We’re aware that many doctors in the United States recommend abortions for babies whose potential disabilities show up on ultrasounds or in prenatal testing. We’re also aware that, sadly, all too many parents choose abortion in these cases. And all too often, their babies are discovered to either be perfectly “normal” or the parents later on discover that the disability or defect was one they definitely could have lovingly dealt with, had they only been given accurate and complete information.
Our society has become consumer and product focused in an ultimately dangerous way. When we, the consumer, discover the news that our child, the product, is not quite up to par with our expectations, we are given the choice to end an innocent life. Perfection – though impossible to define – is the standard demanded. And who among us truly meets it?

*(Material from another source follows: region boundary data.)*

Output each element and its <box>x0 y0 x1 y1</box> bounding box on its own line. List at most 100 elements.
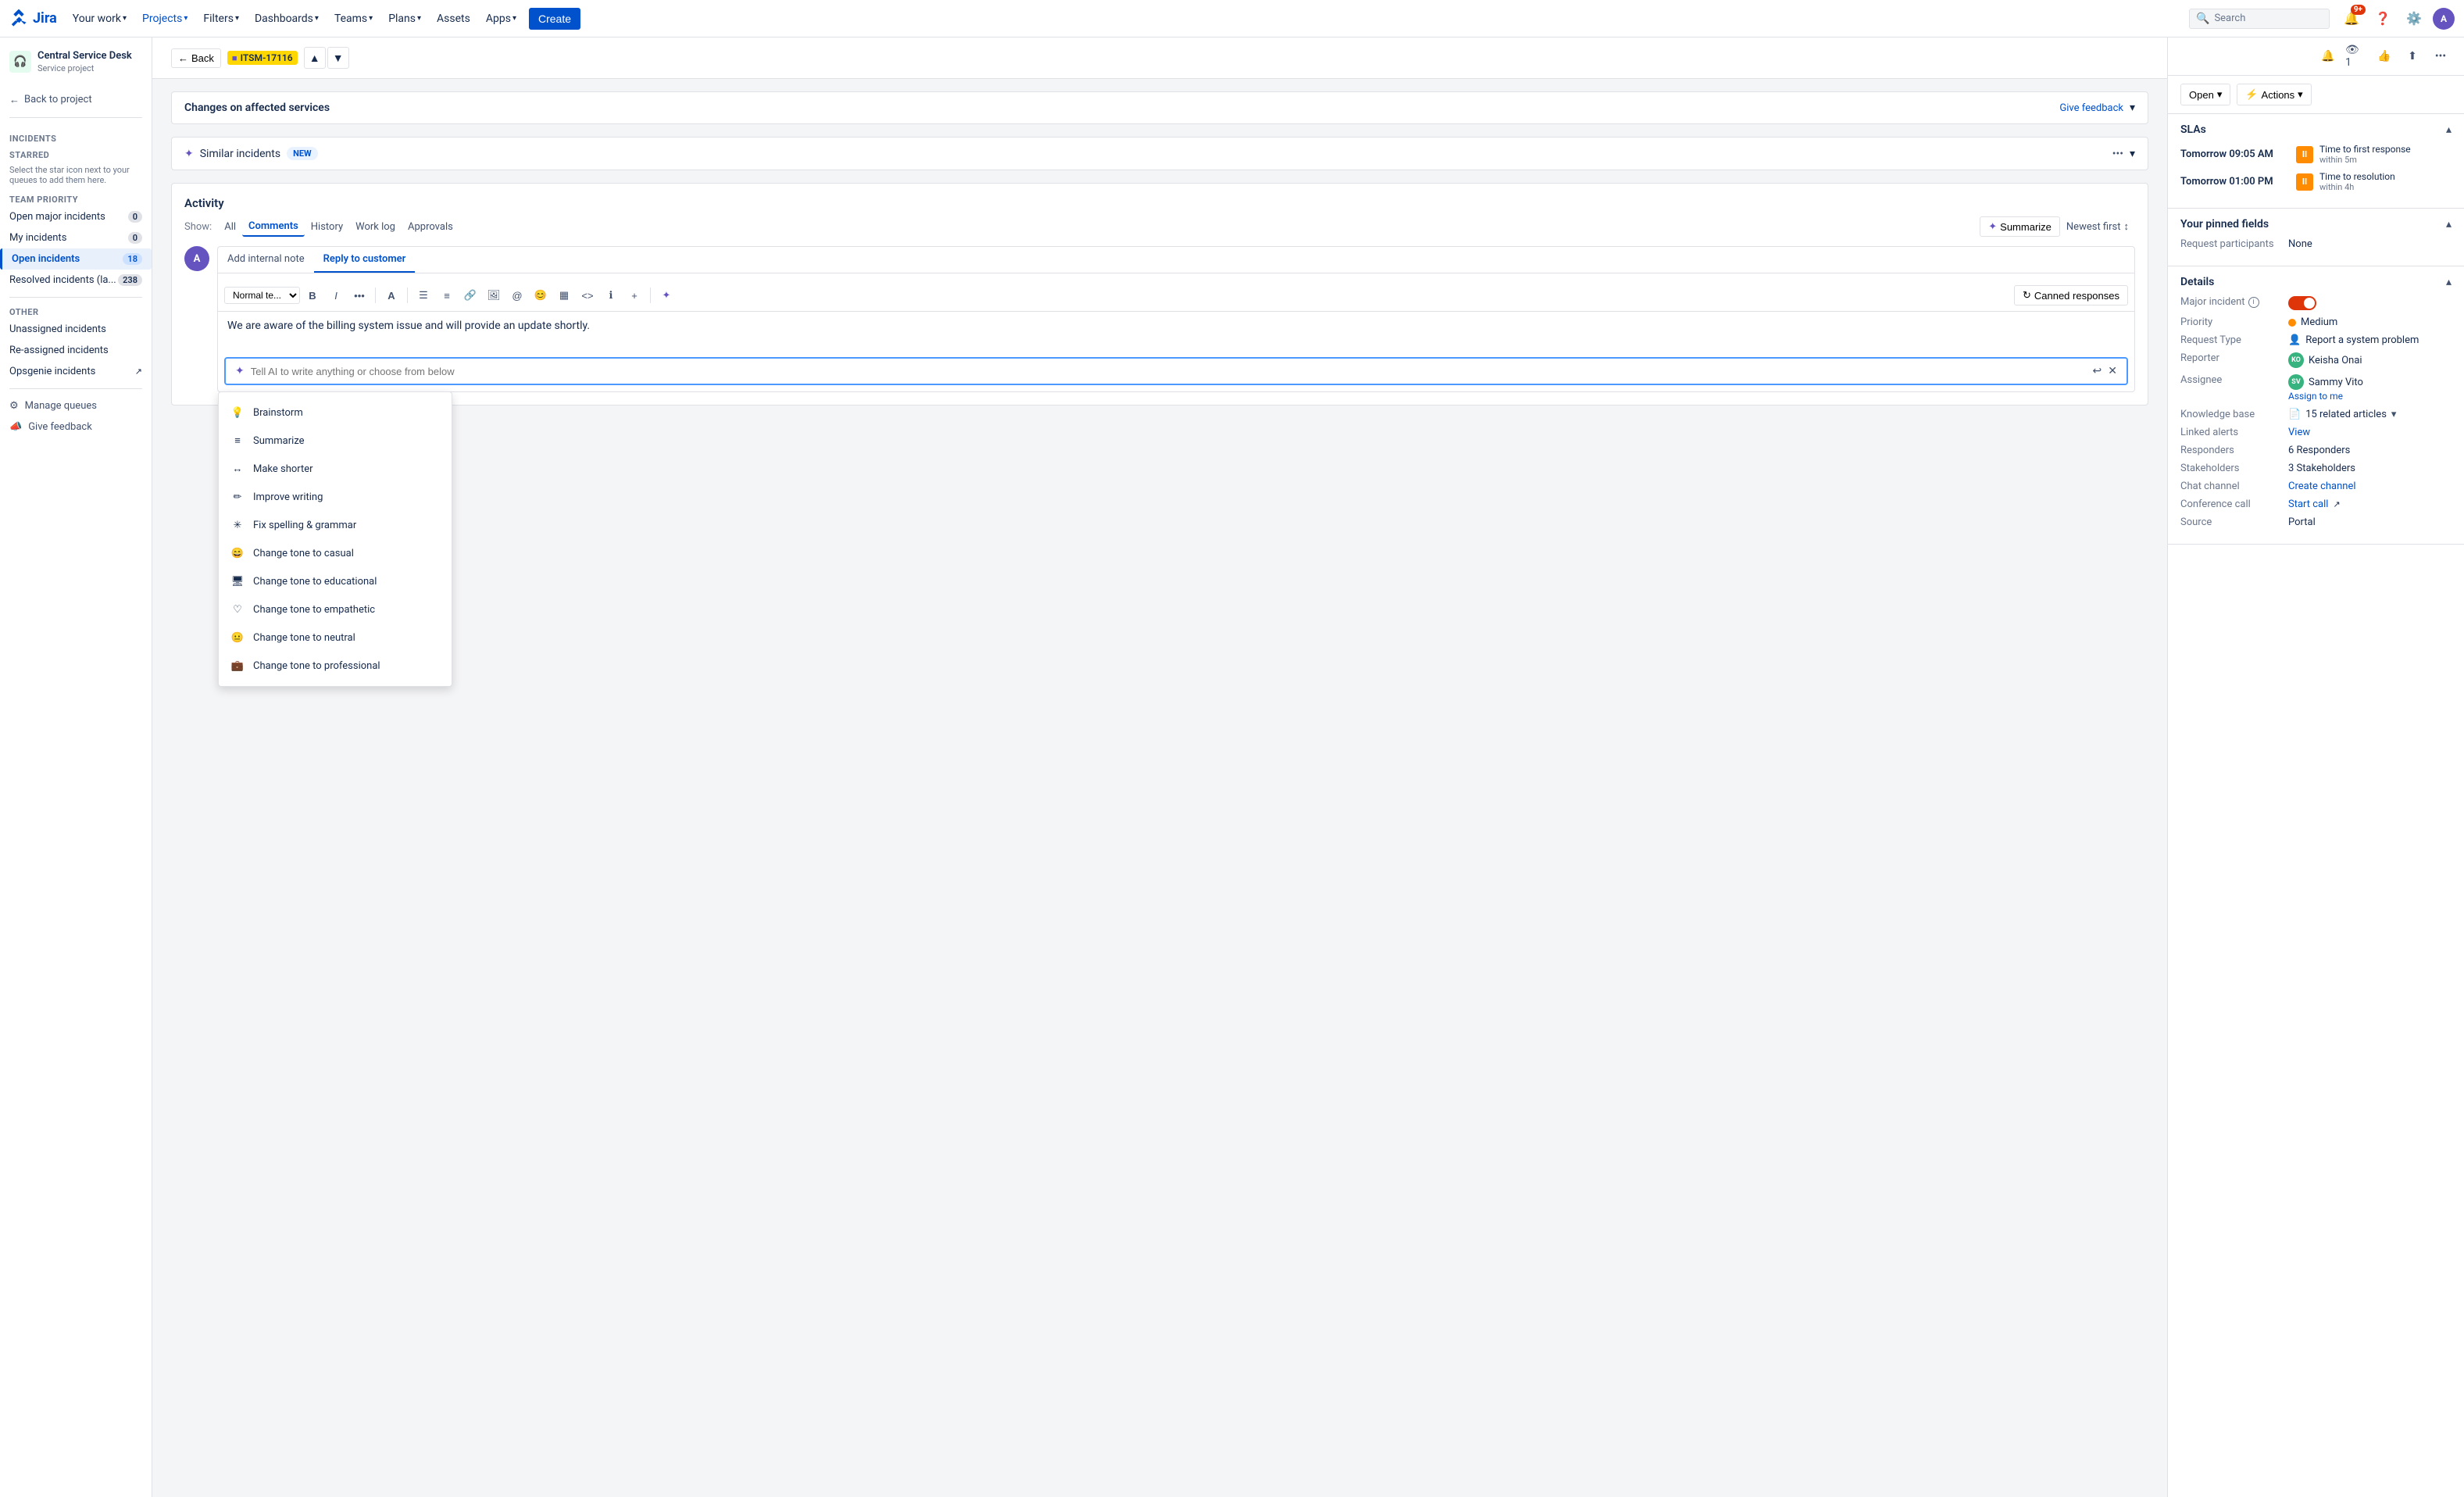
ai-brainstorm-item[interactable]: 💡 Brainstorm <box>219 398 452 427</box>
bullet-list-button[interactable]: ☰ <box>412 284 434 306</box>
sidebar-item-unassigned[interactable]: Unassigned incidents <box>0 319 152 340</box>
slas-collapse-icon[interactable]: ▴ <box>2446 123 2452 136</box>
sidebar-item-reassigned[interactable]: Re-assigned incidents <box>0 340 152 361</box>
linked-alerts-row: Linked alerts View <box>2180 427 2452 438</box>
plans-nav[interactable]: Plans <box>382 9 427 28</box>
ai-make-shorter-item[interactable]: ↔ Make shorter <box>219 455 452 483</box>
start-call-link[interactable]: Start call <box>2288 498 2328 510</box>
similar-incidents-chevron-icon[interactable]: ▾ <box>2130 148 2135 160</box>
major-incident-toggle[interactable] <box>2288 296 2316 310</box>
request-type-label: Request Type <box>2180 334 2282 346</box>
sidebar-item-resolved-incidents[interactable]: Resolved incidents (la... 238 <box>0 270 152 291</box>
projects-nav[interactable]: Projects <box>136 9 194 28</box>
ai-close-icon[interactable]: ✕ <box>2108 365 2117 377</box>
newest-first-button[interactable]: Newest first ↕ <box>2060 217 2135 236</box>
banner-title: Changes on affected services <box>184 102 330 114</box>
ai-text-input[interactable] <box>251 366 2087 377</box>
next-issue-arrow[interactable]: ▼ <box>327 47 349 69</box>
reporter-label: Reporter <box>2180 352 2282 364</box>
kb-articles-link[interactable]: 15 related articles <box>2305 409 2387 420</box>
status-button[interactable]: Open ▾ <box>2180 84 2230 105</box>
text-color-button[interactable]: A <box>380 284 402 306</box>
ai-summarize-item[interactable]: ≡ Summarize <box>219 427 452 455</box>
prev-issue-arrow[interactable]: ▲ <box>304 47 326 69</box>
chat-channel-label: Chat channel <box>2180 481 2282 492</box>
back-to-project[interactable]: ← Back to project <box>0 89 152 111</box>
help-icon[interactable]: ❓ <box>2370 6 2395 31</box>
assets-nav[interactable]: Assets <box>430 9 477 28</box>
major-incident-row: Major incident i <box>2180 296 2452 310</box>
ai-tone-professional-item[interactable]: 💼 Change tone to professional <box>219 652 452 680</box>
starred-hint: Select the star icon next to your queues… <box>0 162 152 191</box>
tab-comments[interactable]: Comments <box>242 217 305 237</box>
ai-fix-spelling-item[interactable]: ✳ Fix spelling & grammar <box>219 511 452 539</box>
insert-more-button[interactable]: + <box>623 284 645 306</box>
ai-tone-casual-item[interactable]: 😄 Change tone to casual <box>219 539 452 567</box>
numbered-list-button[interactable]: ≡ <box>436 284 458 306</box>
toggle-knob <box>2304 298 2315 309</box>
apps-nav[interactable]: Apps <box>480 9 523 28</box>
watch-icon[interactable]: 👁 1 <box>2345 45 2367 67</box>
sidebar-item-open-major[interactable]: Open major incidents 0 <box>0 206 152 227</box>
reply-to-customer-tab[interactable]: Reply to customer <box>314 247 416 273</box>
ai-tone-empathetic-item[interactable]: ♡ Change tone to empathetic <box>219 595 452 623</box>
details-collapse-icon[interactable]: ▴ <box>2446 276 2452 288</box>
ai-sparkle-button[interactable]: ✦ <box>655 284 677 306</box>
ai-tone-educational-item[interactable]: 🖥 Change tone to educational <box>219 567 452 595</box>
mention-button[interactable]: @ <box>506 284 528 306</box>
tab-approvals[interactable]: Approvals <box>402 218 459 236</box>
ai-send-icon[interactable]: ↩ <box>2093 365 2102 377</box>
thumbs-up-icon[interactable]: 👍 <box>2373 45 2395 67</box>
sidebar-item-open-incidents[interactable]: Open incidents 18 <box>0 248 152 270</box>
user-avatar[interactable]: A <box>2433 8 2455 30</box>
back-button[interactable]: ← Back <box>171 48 221 68</box>
sidebar-item-opsgenie[interactable]: Opsgenie incidents ↗ <box>0 361 152 382</box>
share-icon[interactable]: ⬆ <box>2402 45 2423 67</box>
sidebar-item-my-incidents[interactable]: My incidents 0 <box>0 227 152 248</box>
more-formatting-button[interactable]: ••• <box>348 284 370 306</box>
search-input[interactable]: 🔍 Search <box>2189 9 2330 29</box>
manage-queues-item[interactable]: ⚙ Manage queues <box>0 395 152 416</box>
tab-history[interactable]: History <box>305 218 349 236</box>
italic-button[interactable]: I <box>325 284 347 306</box>
major-incident-info-icon[interactable]: i <box>2248 297 2259 308</box>
priority-label: Priority <box>2180 316 2282 328</box>
bell-icon[interactable]: 🔔 <box>2317 45 2339 67</box>
give-feedback-item[interactable]: 📣 Give feedback <box>0 416 152 438</box>
editor-content[interactable]: We are aware of the billing system issue… <box>218 312 2134 351</box>
assign-to-me-link[interactable]: Assign to me <box>2288 391 2343 402</box>
canned-responses-button[interactable]: ↻ Canned responses <box>2014 285 2128 305</box>
tab-worklog[interactable]: Work log <box>349 218 402 236</box>
give-feedback-link[interactable]: Give feedback <box>2059 102 2123 114</box>
emoji-button[interactable]: 😊 <box>530 284 552 306</box>
ai-improve-writing-item[interactable]: ✏ Improve writing <box>219 483 452 511</box>
info-button[interactable]: ℹ <box>600 284 622 306</box>
code-button[interactable]: <> <box>577 284 598 306</box>
actions-button[interactable]: ⚡ Actions ▾ <box>2237 84 2311 105</box>
ai-tone-neutral-item[interactable]: 😐 Change tone to neutral <box>219 623 452 652</box>
kb-chevron-icon[interactable]: ▾ <box>2391 409 2397 420</box>
dashboards-nav[interactable]: Dashboards <box>248 9 325 28</box>
table-button[interactable]: ▦ <box>553 284 575 306</box>
add-internal-note-tab[interactable]: Add internal note <box>218 247 314 273</box>
teams-nav[interactable]: Teams <box>328 9 379 28</box>
tab-all[interactable]: All <box>218 218 242 236</box>
source-value: Portal <box>2288 516 2316 528</box>
bold-button[interactable]: B <box>302 284 323 306</box>
similar-incidents-dots-icon[interactable]: ••• <box>2112 148 2123 160</box>
summarize-button[interactable]: ✦ Summarize <box>1980 216 2060 237</box>
linked-alerts-link[interactable]: View <box>2288 427 2310 438</box>
your-work-nav[interactable]: Your work <box>66 9 133 28</box>
link-button[interactable]: 🔗 <box>459 284 481 306</box>
text-style-select[interactable]: Normal te... <box>224 287 300 304</box>
jira-logo[interactable]: Jira <box>9 9 57 28</box>
banner-chevron-icon[interactable]: ▾ <box>2130 102 2135 114</box>
filters-nav[interactable]: Filters <box>197 9 245 28</box>
pinned-collapse-icon[interactable]: ▴ <box>2446 218 2452 230</box>
image-button[interactable]: 🖼 <box>483 284 505 306</box>
create-channel-link[interactable]: Create channel <box>2288 481 2356 492</box>
notifications-icon[interactable]: 🔔9+ <box>2339 6 2364 31</box>
settings-icon[interactable]: ⚙️ <box>2402 6 2427 31</box>
create-button[interactable]: Create <box>529 8 580 30</box>
more-options-icon[interactable]: ••• <box>2430 45 2452 67</box>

But has our culture deteriorated to such a degree that doctors are recommending babies who are born but have such relatively mild problems such as a bilateral cleft lip and palate be allowed to starve to death?
Alas, that's the depth to which we've plunged. Indeed, here's the story of one family's experience who encountered just such a "care treatment" as far back as 1997.
On October 7, 1997, our 8 pound, 14 ounce son Aidan was born at a hospital in Modesto, California. Immediately after he was fully delivered, we knew something was wrong. The doctors lowered him out of our sight instead of putting him on Jodi’s stomach and began whispering to each other. That’s when they told us he was born with a bilateral cleft lip and palate. It did not show up on an ultrasound. We were shocked.
What advice were you given?
The day after he was born, Aidan was taken into the NICU (Neonatal Intensive Care Unit) because he was unable to breastfeed, and was becoming dehydrated and weak. The hospital did not have the type of bottles babies with a cleft use to feed. The hospital pediatrician called my husband into the nursery and advised us to sign Aidan over to the hospital. He told us that we were still young, we could still have other children, and that these kids (kids with cleft lip and palate) tend to have neurological problems, he would require many surgeries that could bankrupt us, and that if we were foolish enough to ignore medical advice and take our baby home he would end right back at the hospital as a “failure to thrive.”
The “treatment plan” the doctor told us was that they’d give our son pain medicine, and let him die (of starvation and dehydration). Jodi began to cry and refused, at which point the doctor turned to Quentin and said, “Get her out of here, she’s being irrational.”